Both warrants included a provision requiring the Company to deliver freely tradable shares upon exercise by the warrant
holder. Because there are circumstances, irrespective of likelihood, that may not be within the control of the Company that
could prevent delivery of registered shares, ASC 480-10 requires the warrants be recorded as a liability at fair value, with
subsequent changes in fair value recorded as income (loss) in change in fair value of warrant liability. The fair value of the
warrant is determined using a Black-Scholes option pricing model, and is affected by changes in inputs to that model including
our stock price, expected stock price volatility and contractual term. Both of these warrants expired on December 19, 2010.

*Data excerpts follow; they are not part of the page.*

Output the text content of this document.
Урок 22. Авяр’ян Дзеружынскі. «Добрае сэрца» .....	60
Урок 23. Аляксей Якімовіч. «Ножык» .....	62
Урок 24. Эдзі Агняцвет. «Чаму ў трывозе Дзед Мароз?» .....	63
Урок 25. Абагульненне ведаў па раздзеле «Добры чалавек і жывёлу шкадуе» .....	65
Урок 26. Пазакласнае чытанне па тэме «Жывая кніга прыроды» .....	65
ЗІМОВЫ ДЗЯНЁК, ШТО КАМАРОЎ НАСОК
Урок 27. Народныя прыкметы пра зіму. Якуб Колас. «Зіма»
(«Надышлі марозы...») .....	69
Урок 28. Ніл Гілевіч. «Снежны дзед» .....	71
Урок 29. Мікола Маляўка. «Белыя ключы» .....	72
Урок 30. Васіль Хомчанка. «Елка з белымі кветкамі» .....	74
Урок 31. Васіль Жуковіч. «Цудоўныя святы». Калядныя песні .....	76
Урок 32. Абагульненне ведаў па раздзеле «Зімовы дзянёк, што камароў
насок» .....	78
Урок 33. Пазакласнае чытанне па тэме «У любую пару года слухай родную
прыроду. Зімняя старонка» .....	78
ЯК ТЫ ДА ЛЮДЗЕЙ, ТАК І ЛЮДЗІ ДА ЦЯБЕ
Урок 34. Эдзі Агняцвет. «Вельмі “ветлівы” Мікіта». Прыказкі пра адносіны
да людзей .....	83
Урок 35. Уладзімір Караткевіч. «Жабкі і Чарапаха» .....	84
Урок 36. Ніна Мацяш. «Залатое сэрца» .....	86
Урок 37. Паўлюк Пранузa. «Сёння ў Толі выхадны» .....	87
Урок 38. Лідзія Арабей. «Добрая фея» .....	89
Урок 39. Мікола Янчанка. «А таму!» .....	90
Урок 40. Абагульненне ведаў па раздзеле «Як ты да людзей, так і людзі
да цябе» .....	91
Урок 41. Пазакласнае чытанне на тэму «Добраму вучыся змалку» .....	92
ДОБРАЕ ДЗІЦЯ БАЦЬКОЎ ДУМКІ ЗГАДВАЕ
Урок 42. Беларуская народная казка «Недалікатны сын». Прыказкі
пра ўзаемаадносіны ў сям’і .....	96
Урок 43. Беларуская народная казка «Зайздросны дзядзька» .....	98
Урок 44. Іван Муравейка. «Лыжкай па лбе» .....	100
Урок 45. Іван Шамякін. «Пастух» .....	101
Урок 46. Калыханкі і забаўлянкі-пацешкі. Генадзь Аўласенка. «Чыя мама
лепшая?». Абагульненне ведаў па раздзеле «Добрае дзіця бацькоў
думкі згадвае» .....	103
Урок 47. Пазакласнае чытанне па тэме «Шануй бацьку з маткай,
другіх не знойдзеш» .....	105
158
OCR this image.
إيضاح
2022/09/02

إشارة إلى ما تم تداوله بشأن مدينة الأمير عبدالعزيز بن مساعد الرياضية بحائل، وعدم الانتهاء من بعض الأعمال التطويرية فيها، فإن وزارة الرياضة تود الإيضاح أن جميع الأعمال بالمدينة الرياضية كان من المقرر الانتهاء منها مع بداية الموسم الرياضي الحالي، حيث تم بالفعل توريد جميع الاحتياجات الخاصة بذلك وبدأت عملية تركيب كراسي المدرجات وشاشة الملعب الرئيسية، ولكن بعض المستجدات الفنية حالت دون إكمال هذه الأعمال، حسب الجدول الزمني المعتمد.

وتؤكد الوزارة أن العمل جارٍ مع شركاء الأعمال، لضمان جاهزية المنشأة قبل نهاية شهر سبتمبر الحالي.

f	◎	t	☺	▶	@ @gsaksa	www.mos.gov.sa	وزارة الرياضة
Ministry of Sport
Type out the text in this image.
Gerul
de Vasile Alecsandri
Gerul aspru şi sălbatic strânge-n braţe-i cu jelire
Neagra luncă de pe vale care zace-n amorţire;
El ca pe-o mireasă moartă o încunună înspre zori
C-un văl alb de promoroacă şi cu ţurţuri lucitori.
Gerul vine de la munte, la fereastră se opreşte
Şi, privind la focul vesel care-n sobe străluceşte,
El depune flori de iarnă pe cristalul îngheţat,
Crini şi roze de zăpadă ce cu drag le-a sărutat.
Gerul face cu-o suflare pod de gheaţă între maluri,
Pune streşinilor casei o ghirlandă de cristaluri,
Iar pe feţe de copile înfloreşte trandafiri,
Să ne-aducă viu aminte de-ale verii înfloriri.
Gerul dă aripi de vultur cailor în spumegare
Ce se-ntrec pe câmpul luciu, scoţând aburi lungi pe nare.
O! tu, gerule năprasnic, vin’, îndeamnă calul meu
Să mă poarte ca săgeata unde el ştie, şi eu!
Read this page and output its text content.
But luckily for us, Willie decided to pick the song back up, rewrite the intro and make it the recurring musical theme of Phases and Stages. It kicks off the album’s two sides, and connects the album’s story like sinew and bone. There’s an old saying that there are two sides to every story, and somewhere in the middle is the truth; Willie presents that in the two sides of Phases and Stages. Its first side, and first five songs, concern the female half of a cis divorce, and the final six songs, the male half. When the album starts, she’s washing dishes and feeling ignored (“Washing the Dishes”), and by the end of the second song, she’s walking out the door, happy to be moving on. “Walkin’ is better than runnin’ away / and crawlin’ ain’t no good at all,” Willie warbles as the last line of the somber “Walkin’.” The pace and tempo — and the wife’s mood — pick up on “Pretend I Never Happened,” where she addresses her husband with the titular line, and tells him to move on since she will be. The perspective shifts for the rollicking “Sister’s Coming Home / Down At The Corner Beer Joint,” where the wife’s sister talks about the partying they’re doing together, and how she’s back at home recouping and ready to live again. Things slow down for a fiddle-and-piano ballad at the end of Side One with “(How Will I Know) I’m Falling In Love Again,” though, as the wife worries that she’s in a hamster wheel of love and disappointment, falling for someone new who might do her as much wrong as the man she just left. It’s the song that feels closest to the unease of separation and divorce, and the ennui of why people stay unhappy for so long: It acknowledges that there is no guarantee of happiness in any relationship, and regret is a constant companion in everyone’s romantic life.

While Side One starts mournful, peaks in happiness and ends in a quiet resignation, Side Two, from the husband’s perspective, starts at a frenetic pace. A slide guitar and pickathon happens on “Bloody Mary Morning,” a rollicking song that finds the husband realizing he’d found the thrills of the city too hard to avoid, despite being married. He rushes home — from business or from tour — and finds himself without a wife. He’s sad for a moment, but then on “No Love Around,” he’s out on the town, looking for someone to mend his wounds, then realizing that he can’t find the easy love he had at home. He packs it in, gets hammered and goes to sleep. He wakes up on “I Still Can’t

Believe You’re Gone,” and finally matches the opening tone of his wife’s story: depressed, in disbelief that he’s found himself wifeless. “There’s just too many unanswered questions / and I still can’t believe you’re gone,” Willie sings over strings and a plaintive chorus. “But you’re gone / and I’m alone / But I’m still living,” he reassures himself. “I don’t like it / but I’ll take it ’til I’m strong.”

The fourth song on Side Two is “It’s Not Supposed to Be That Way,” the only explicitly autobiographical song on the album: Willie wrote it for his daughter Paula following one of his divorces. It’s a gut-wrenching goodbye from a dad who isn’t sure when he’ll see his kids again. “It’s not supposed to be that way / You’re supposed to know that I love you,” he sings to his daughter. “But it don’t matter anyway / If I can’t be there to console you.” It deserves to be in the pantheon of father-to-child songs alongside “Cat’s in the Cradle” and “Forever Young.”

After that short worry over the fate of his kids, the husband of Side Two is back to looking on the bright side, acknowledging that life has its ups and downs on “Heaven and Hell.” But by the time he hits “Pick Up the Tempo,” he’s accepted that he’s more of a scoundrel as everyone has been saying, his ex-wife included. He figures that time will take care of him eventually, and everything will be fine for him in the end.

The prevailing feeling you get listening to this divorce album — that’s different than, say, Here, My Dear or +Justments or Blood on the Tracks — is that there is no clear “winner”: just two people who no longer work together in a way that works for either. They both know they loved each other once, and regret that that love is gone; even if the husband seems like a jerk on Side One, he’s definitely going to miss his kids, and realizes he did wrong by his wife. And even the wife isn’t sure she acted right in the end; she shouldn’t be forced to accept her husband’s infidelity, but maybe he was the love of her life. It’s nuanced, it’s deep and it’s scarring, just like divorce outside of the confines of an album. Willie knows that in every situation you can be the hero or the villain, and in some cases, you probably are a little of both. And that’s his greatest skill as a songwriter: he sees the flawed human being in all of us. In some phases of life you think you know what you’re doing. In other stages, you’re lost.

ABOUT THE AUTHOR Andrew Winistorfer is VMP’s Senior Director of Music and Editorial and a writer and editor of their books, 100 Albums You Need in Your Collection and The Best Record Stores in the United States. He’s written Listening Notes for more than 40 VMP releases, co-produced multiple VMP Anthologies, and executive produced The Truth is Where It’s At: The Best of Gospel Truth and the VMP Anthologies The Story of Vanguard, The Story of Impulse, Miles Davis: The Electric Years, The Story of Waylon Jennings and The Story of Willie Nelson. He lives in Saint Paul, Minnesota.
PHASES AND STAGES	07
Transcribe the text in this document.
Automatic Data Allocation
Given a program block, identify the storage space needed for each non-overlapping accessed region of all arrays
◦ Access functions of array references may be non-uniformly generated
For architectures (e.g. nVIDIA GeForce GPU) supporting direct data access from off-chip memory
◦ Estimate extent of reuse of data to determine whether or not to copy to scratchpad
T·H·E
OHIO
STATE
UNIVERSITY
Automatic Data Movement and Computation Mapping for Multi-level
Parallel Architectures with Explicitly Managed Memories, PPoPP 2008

RESEARCH, DEVELOPMENT AND SOFTWARE COSTS
Research and development costs are charged to operations as incurred. Software development costs for software to be sold or
otherwise marketed incurred prior to the establishment of technological feasibility are included in research and development
and are expensed as incurred. The Company defines establishment of technological feasibility as the completion of a working
model. Software development costs incurred subsequent to the establishment of technological feasibility through the period of
general market availability of the product are capitalized, if material. To date, all software development costs for software to be
sold or otherwise marketed have been expensed as incurred. In accordance with ASC 350-40, the Company capitalizes
purchase and implementation costs of internal use software. In accordance with ASC 350-40, the Company capitalized $0 in
each of fiscal 2011, 2010 and 2009.
ADVERTISING COSTS
Advertising costs are expensed as incurred and were $5.9 million, $5.0 million and $7.3 million for the years ended March 31,
2011, 2010 and 2009, respectively.
SUBSCRIBER ACQUISITION COSTS
Subscriber acquisition costs are expensed as incurred and include the advertising, marketing, promotions, commissions, rebates
and equipment subsidy costs associated with the Company’ s efforts to acquire new subscribers.